Run pip install haystack-lemmatize-node to install the latest available release.

Usage

Include it in your pipeline - example as follows:

import logging
import re

from datasets import load_dataset
from haystack.document_stores import InMemoryDocumentStore
from haystack.nodes import PromptNode, PromptTemplate, AnswerParser, BM25Retriever
from haystack.pipelines import Pipeline
from haystack_lemmatize_node import LemmatizeDocuments


logging.basicConfig(format="%(levelname)s - %(name)s -  %(message)s", level=logging.WARNING)
logging.getLogger("haystack").setLevel(logging.INFO)

document_store = InMemoryDocumentStore(use_bm25=True)

dataset = load_dataset("bilgeyucel/seven-wonders", split="train")
document_store.write_documents(dataset)

retriever = BM25Retriever(document_store=document_store, top_k=2)

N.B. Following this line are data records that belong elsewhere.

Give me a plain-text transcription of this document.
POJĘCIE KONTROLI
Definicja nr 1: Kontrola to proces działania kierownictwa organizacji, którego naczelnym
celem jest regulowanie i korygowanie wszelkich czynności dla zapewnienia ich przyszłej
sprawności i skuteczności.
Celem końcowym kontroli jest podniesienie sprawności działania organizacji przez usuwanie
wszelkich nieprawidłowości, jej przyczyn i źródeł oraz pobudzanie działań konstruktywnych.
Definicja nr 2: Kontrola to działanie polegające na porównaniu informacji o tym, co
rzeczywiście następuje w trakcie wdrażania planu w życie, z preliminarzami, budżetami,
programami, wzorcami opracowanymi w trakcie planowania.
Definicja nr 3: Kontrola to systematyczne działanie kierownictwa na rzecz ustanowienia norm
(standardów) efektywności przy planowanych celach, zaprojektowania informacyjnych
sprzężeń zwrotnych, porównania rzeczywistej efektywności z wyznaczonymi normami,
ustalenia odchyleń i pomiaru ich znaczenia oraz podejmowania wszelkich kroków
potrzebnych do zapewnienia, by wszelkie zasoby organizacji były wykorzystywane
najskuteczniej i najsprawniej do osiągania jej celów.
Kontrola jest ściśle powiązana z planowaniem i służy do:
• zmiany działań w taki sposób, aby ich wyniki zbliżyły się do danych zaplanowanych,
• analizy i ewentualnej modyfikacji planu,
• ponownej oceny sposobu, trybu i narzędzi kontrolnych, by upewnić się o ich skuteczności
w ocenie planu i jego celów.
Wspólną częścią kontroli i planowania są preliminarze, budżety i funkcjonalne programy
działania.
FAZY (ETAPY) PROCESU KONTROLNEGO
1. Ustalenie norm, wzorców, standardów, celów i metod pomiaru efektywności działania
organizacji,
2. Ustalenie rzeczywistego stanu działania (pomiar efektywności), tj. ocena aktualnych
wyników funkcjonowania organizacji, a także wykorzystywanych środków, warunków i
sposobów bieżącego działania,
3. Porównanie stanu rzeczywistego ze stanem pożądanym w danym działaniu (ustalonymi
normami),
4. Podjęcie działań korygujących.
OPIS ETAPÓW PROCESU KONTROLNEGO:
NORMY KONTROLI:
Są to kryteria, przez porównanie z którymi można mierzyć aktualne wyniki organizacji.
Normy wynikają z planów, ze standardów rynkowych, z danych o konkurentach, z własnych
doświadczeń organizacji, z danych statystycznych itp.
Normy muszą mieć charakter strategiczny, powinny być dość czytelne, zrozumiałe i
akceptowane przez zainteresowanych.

lfqa_prompt = PromptTemplate(
    name="lfqa",
    prompt_text="Given the context please answer the question using your own words. Generate a comprehensive, summarized answer. If the information is not included in the provided context, reply with 'Provided documents didn't contain the necessary information to provide the answer'\n\nContext: {documents}\n\nQuestion: {query} \n\nAnswer:",
    output_parser=AnswerParser(),
)

prompt_node = PromptNode(
    model_name_or_path="gpt-3.5-turbo-instruct",
    default_prompt_template=lfqa_prompt,
    max_length=500,
    api_key="sk-OPENAIKEY",
)

lemmatize = LemmatizeDocuments() # you can pass the `base_lang=XX` argument here too, where XX is a language as listed here: https://pypi.org/project/simplemma/

pipe = Pipeline()
pipe.add_node(component=retriever, name="Retriever", inputs=["Query"])
pipe.add_node(component=lemmatize, name="Lemmatize", inputs=["Retriever"])
pipe.add_node(component=prompt_node, name="prompt_node", inputs=["Lemmatize"])

query = "What does the Rhodes Statue look like?"
  
output = pipe.run(query)

print(output['answers'][0].answer)

Caveats

Sometimes lemmatization can be slow for large document content, but in the world of AI where we can potentially wait 30+ seconds for an LLM to respond (hello GPT-4), what’s a couple more seconds?